Даниэль Кельман - Измеряя мир
Гумбольдт вздрогнул, Розе коснулся его плеча. Все сидевшие вокруг огромного парадного стола смотрели на него. Он встал, но во время своей несколько конфузной речи все время думал о Гауссе. Этому Бонплану, конечно же, не повезло, но если бы профессор смог ему ответить, он бы ему сказал: разве мы оба можем себя в чем-то винить? Вас не съел каннибал, меня не убили дикие орды. Разве нет чего-то постыдного в том, как легко сходило нам все с рук? А то, что происходит сейчас, это только то, что однажды все-таки должно было произойти: мы порядком поднадоели нашему Творцу-изобретателю.

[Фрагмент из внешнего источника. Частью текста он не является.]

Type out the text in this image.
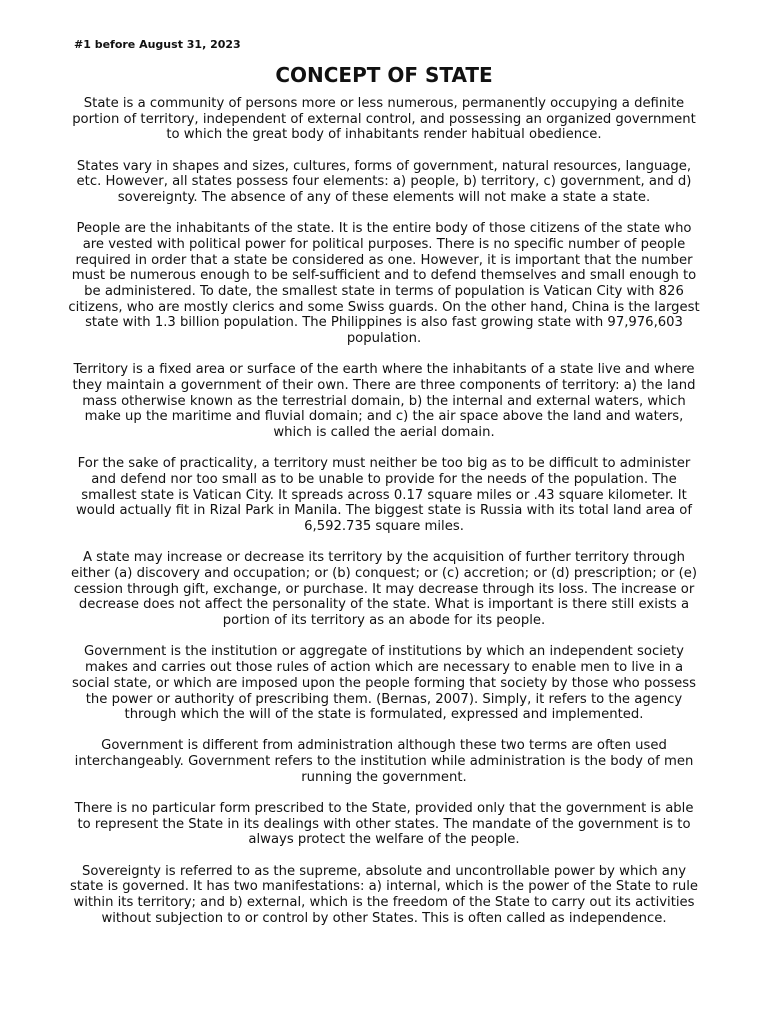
#1 before August 31, 2023
CONCEPT OF STATE

State is a community of persons more or less numerous, permanently occupying a definite portion of territory, independent of external control, and possessing an organized government to which the great body of inhabitants render habitual obedience.

States vary in shapes and sizes, cultures, forms of government, natural resources, language, etc. However, all states possess four elements: a) people, b) territory, c) government, and d) sovereignty. The absence of any of these elements will not make a state a state.

People are the inhabitants of the state. It is the entire body of those citizens of the state who are vested with political power for political purposes. There is no specific number of people required in order that a state be considered as one. However, it is important that the number must be numerous enough to be self-sufficient and to defend themselves and small enough to be administered. To date, the smallest state in terms of population is Vatican City with 826 citizens, who are mostly clerics and some Swiss guards. On the other hand, China is the largest state with 1.3 billion population. The Philippines is also fast growing state with 97,976,603 population.

Territory is a fixed area or surface of the earth where the inhabitants of a state live and where they maintain a government of their own. There are three components of territory: a) the land mass otherwise known as the terrestrial domain, b) the internal and external waters, which make up the maritime and fluvial domain; and c) the air space above the land and waters, which is called the aerial domain.

For the sake of practicality, a territory must neither be too big as to be difficult to administer and defend nor too small as to be unable to provide for the needs of the population. The smallest state is Vatican City. It spreads across 0.17 square miles or .43 square kilometer. It would actually fit in Rizal Park in Manila. The biggest state is Russia with its total land area of 6,592.735 square miles.

A state may increase or decrease its territory by the acquisition of further territory through either (a) discovery and occupation; or (b) conquest; or (c) accretion; or (d) prescription; or (e) cession through gift, exchange, or purchase. It may decrease through its loss. The increase or decrease does not affect the personality of the state. What is important is there still exists a portion of its territory as an abode for its people.

Government is the institution or aggregate of institutions by which an independent society makes and carries out those rules of action which are necessary to enable men to live in a social state, or which are imposed upon the people forming that society by those who possess the power or authority of prescribing them. (Bernas, 2007). Simply, it refers to the agency through which the will of the state is formulated, expressed and implemented.

Government is different from administration although these two terms are often used interchangeably. Government refers to the institution while administration is the body of men running the government.

There is no particular form prescribed to the State, provided only that the government is able to represent the State in its dealings with other states. The mandate of the government is to always protect the welfare of the people.

Sovereignty is referred to as the supreme, absolute and uncontrollable power by which any state is governed. It has two manifestations: a) internal, which is the power of the State to rule within its territory; and b) external, which is the freedom of the State to carry out its activities without subjection to or control by other States. This is often called as independence.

Гаусс отложил трубку, сдвинул на затылок бархатную шапочку, сунул русский словарь и маленький томик Пушкина в карман и отправился перед ужином погулять. Спина у него болела, живот тоже, в ушах стоял шум. Тем не менее его здоровье было вполне сносным. Другие уже умерли, а он все еще жил. И все еще мог думать, правда, уже не о таких невероятно сложных вещах, как раньше, но для самого необходимого мозгов еще хватало. Над ним шумели верхушки деревьев, вдали высился купол его обсерватории, позднее, ночью, он пойдет к телескопу и, больше по привычке, а не для того, чтобы что-то открыть, будет отслеживать полосу Млечного Пути в направлении далекого спирального тумана. Гаусс подумал о Гумбольдте. Он бы с удовольствием пожелал ему счастливого возвращения, но, в конце концов, счастливо вернуться назад невозможно, ибо с каждым разом становишься все слабее, а потом тебя и вовсе не будет. Может, он все-таки есть, этот гасящий свет эфир? Ну конечно, он есть, думал Гумбольдт, сидя в повозке, он даже где-то здесь у него в пузырьке, в одной из этих повозок, только он не может припомнить, где именно: тут сотни ящиков, и он потерял всякий ориентир, где что находится. Неожиданно он повернулся к Эренбергу.
Факты! Ага! сказал тот.
Факты, повторил Гумбольдт, они останутся, он все запишет, гигантский труд, полный фактов, все факты мира, собранные в одной единой книге, все факты и только они, весь космос еще раз, освобожденный от заблуждений, ошибок, фантазий, грез и тумана; факты и числа, предположил он неуверенно, может, они кого-нибудь спасут. Если только подумать, например, что они пробыли в пути двадцать три недели, проделали четырнадцать тысяч пятьсот верст, побывали на шестистах пятидесяти восьми почтовых станциях и сменили, он задумался, двенадцать тысяч двести двадцать четыре лошади, то тогда хаос выстроится в стройный ряд и вызовет большое уважение. Когда же за окном промелькнули первые пригороды Берлина и Гумбольдт представил себе, как Гаусс именно сейчас глядит в свой телескоп и наблюдает за небесными светилами, пути которых может изобразить простой формулой, он внезапно понял, что не может сказать, кто из них путешествовал по миру, а кто всегда оставался дома.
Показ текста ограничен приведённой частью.